Edmonds-Kingston ferry gains 111,000 riders over 3 years

Also: Reounding economy continues to put more drivers on state highways
By Brian Soergel | Jan 05, 2018
Photo by: Brian Soergel

Sorting through the Washington State Department of Transportation’s 16th annual Corridor Capacity Report for 2016, it’s hard to find any good news.

After all, the report’s subtitle includes the word “congestion.”

Freeways are crowded, commuter lots are full, and trips anywhere take longer than just a few years ago.

But dig long enough, and you could find one item of note, this one concerning the ferry trip from Edmonds to Kingston, and vice-versa.

And here it is: the on-time performance for that route was 97.5 percent. That’s a pretty high number, but may point out that that’s a 1.1 percent decrease from 2016’s 98.6 percent.

More good news: There’s still enough leg room on the ferry, as it was filled to capacity 67 percent of the time, up 1 percentage point from 2014. So the day may come that the ferries are always filled to capacity, but right now it averages three-quarters full.

Edmonds-Kingston, as usual, was the state’s second most popular route, packing in 4.114 million riders in 2016 (an increase of 111,000 over three years), behind Seattle-Bainbridge’s 6.43 million. Mukilteo-Clinton was third, at 4.074 million.

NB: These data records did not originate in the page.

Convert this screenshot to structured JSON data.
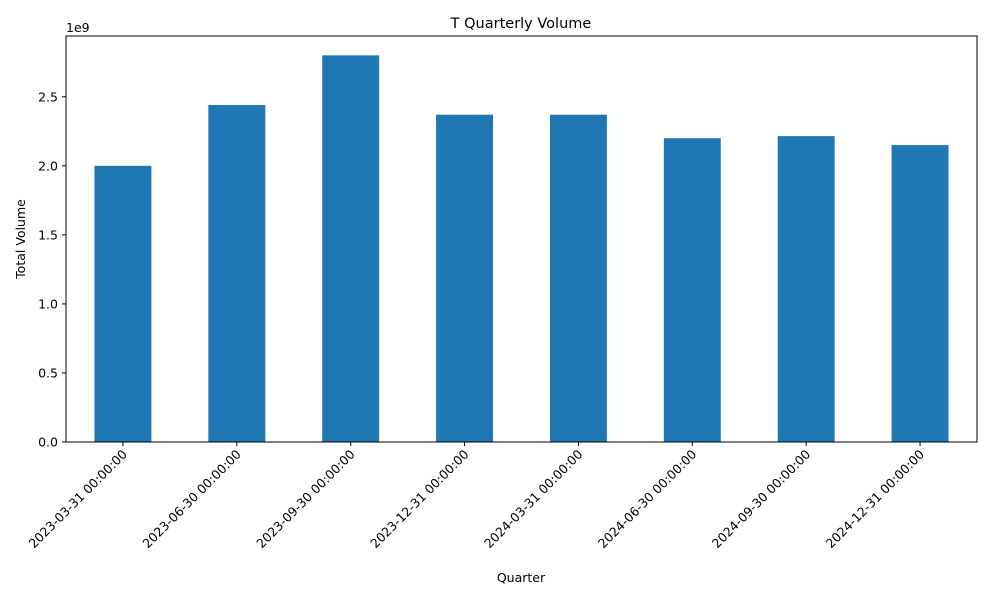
{
  "chart_data": {
    "type": "bar",
    "title": "T Quarterly Volume",
    "xlabel": "Quarter",
    "ylabel": "Total Volume",
    "offset_label": "1e9",
    "categories": [
      "2023-03-31 00:00:00",
      "2023-06-30 00:00:00",
      "2023-09-30 00:00:00",
      "2023-12-31 00:00:00",
      "2024-03-31 00:00:00",
      "2024-06-30 00:00:00",
      "2024-09-30 00:00:00",
      "2024-12-31 00:00:00"
    ],
    "series": [
      {
        "values": [
          2.0,
          2.44,
          2.8,
          2.37,
          2.37,
          2.2,
          2.215,
          2.15
        ],
        "color": "#1f77b4"
      }
    ],
    "ylim": [
      0,
      2.94
    ],
    "yticks": [
      0.0,
      0.5,
      1.0,
      1.5,
      2.0,
      2.5
    ],
    "ytick_labels": [
      "0.0",
      "0.5",
      "1.0",
      "1.5",
      "2.0",
      "2.5"
    ],
    "grid": false,
    "legend": "none"
  }
}
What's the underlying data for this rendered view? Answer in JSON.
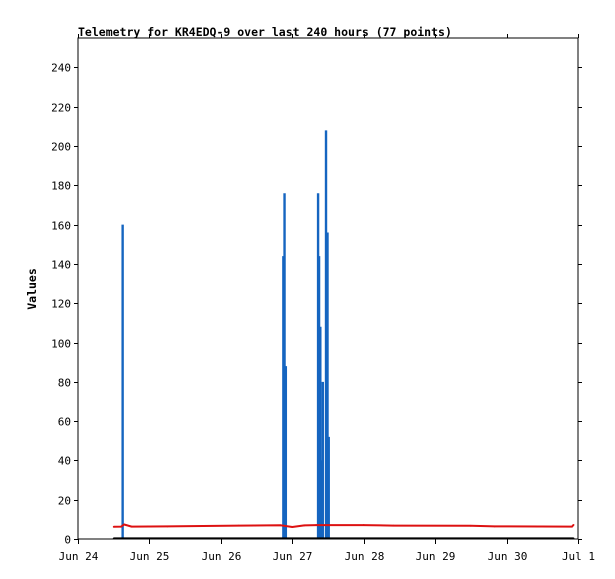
{
  "chart_data": {
    "type": "line",
    "title": "Telemetry for KR4EDQ-9 over last 240 hours (77 points)",
    "xlabel": "",
    "ylabel": "Values",
    "x_range": [
      "2024-06-24",
      "2024-07-01"
    ],
    "x_ticks": [
      {
        "date": "2024-06-24",
        "label": "Jun 24"
      },
      {
        "date": "2024-06-25",
        "label": "Jun 25"
      },
      {
        "date": "2024-06-26",
        "label": "Jun 26"
      },
      {
        "date": "2024-06-27",
        "label": "Jun 27"
      },
      {
        "date": "2024-06-28",
        "label": "Jun 28"
      },
      {
        "date": "2024-06-29",
        "label": "Jun 29"
      },
      {
        "date": "2024-06-30",
        "label": "Jun 30"
      },
      {
        "date": "2024-07-01",
        "label": "Jul 1"
      }
    ],
    "ylim": [
      0,
      255
    ],
    "y_ticks": [
      0,
      20,
      40,
      60,
      80,
      100,
      120,
      140,
      160,
      180,
      200,
      220,
      240
    ],
    "grid": false,
    "legend": "none",
    "series": [
      {
        "color": "#1565c0",
        "style": "impulse",
        "points": [
          {
            "x": "2024-06-24 14:24",
            "y": 0
          },
          {
            "x": "2024-06-24 15:00",
            "y": 160
          },
          {
            "x": "2024-06-26 21:00",
            "y": 144
          },
          {
            "x": "2024-06-26 21:24",
            "y": 176
          },
          {
            "x": "2024-06-26 21:50",
            "y": 88
          },
          {
            "x": "2024-06-27 08:40",
            "y": 176
          },
          {
            "x": "2024-06-27 09:00",
            "y": 144
          },
          {
            "x": "2024-06-27 09:25",
            "y": 108
          },
          {
            "x": "2024-06-27 09:50",
            "y": 40
          },
          {
            "x": "2024-06-27 10:15",
            "y": 80
          },
          {
            "x": "2024-06-27 11:20",
            "y": 208
          },
          {
            "x": "2024-06-27 11:50",
            "y": 156
          },
          {
            "x": "2024-06-27 12:15",
            "y": 52
          }
        ]
      },
      {
        "color": "#dd1111",
        "style": "line",
        "points": [
          {
            "x": "2024-06-24 12:00",
            "y": 6.2
          },
          {
            "x": "2024-06-24 14:30",
            "y": 6.3
          },
          {
            "x": "2024-06-24 15:30",
            "y": 7.4
          },
          {
            "x": "2024-06-24 18:00",
            "y": 6.3
          },
          {
            "x": "2024-06-25 06:00",
            "y": 6.4
          },
          {
            "x": "2024-06-26 06:00",
            "y": 6.8
          },
          {
            "x": "2024-06-26 20:00",
            "y": 7.0
          },
          {
            "x": "2024-06-27 00:00",
            "y": 6.1
          },
          {
            "x": "2024-06-27 04:00",
            "y": 6.9
          },
          {
            "x": "2024-06-27 08:00",
            "y": 7.1
          },
          {
            "x": "2024-06-28 00:00",
            "y": 7.1
          },
          {
            "x": "2024-06-28 10:00",
            "y": 6.8
          },
          {
            "x": "2024-06-29 12:00",
            "y": 6.7
          },
          {
            "x": "2024-06-29 20:00",
            "y": 6.4
          },
          {
            "x": "2024-06-30 22:00",
            "y": 6.3
          },
          {
            "x": "2024-06-30 22:30",
            "y": 7.2
          }
        ]
      },
      {
        "color": "#000000",
        "style": "line",
        "points": [
          {
            "x": "2024-06-24 12:00",
            "y": 0.3
          },
          {
            "x": "2024-06-30 22:30",
            "y": 0.3
          }
        ]
      }
    ]
  }
}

Annual ridership on all Washington State ferries increased 4 percent from 2014 to 2016, with about 691,000 more passengers and 320,000 more vehicles traveling by ferry. Annual trip reliability increased slightly over the same period, going from 99.4 percent to 99.5 percent of scheduled sailings completed and continuing to meet the systemwide goal of at least 99 percent reliability.

Between 2014 and 2016, total ferry vessel fuel use increased 6.3 percent, and fuel use per mile increased 6.5 percent. This increase is largely attributable to the addition of new, larger vessels to the fleet. Fuel use per mile is influenced by route characteristics as well as type and size of vessel; total fuel use is also affected by the number of sailings.

Overall, there were more than 162,300 sailings in 2016, an average of 439 sailings every day on WSDOT’s 23 ferries.

Economy fuels congestion

As unemployment in Washington state approaches pre-recession levels, more drivers hit the road in 2016, according to the report, and again followed the lead of the local economy.

Between 2014 and 2016, commuters in urban areas throughout Washington saw increases in congestion and delay, due largely to the effects of drivers traveling more miles on already-crowded urban highways. The number of miles drivers traveled on state highways increased 6.4 percent from 2014 to 2016 (to a new high of 34.227 billion).

In addition, 3.2 percent more passenger vehicles registered in 2016 than in 2014. During the same period, the number of licensed drivers increased by 4.3 percent. All these factors combined to add more drivers to Washington state’s already busy roadways.

The number of people riding transit during daily peak periods increased 8 percent on urban commute corridors, from 88,150 in 2014 to 95,300 in 2016. As an example, transit moved 4.5 general-purpose lanes full of cars – equivalent to 52,887 people – on I-5 between Federal Way and Everett during morning and evening peak periods on average weekdays.

Speaking of Everett, WSDOT determined that a typical 7:15 a.m. 23-mile commute from the city to Seattle took 94 minutes in 2016, an increase of nine minutes. Those are 2016 numbers, remember, so it’s no doubt higher now.

Here are some more highlights from the 2017 report:

Of the five monitored freeway corridors in the central Puget Sound region, three (I-5, I-405, I-90) saw congestion increases of 76 percent, 33 percent and 117 percent, respectively, from 2014 to 2016. Tolling and carpooling reduced congestion on SR 520 by 61 percent, while congestion on SR 167 experienced a 4 percent increase compared to 2007 pre-recession levels.


  • HOV lanes accounted for 42 percent of person miles traveled on central Puget Sound region freeways in 2016 while accounting for 24 percent of the region’s lane miles.
  • WSDOT Incident Response teams responded to 25.4 percent more incidents (58,235 total) in 2016 than in 2014, with average clearance times around 12 minutes for both years. Proactive work by Incident Response teams resulted in $88 million in economic benefit in 2016, an 18.1 percent increase from 2014.
  • Amtrak Cascades annual ridership increased 5 percent from approximately 700,000 in 2014 to 735,000 in 2016.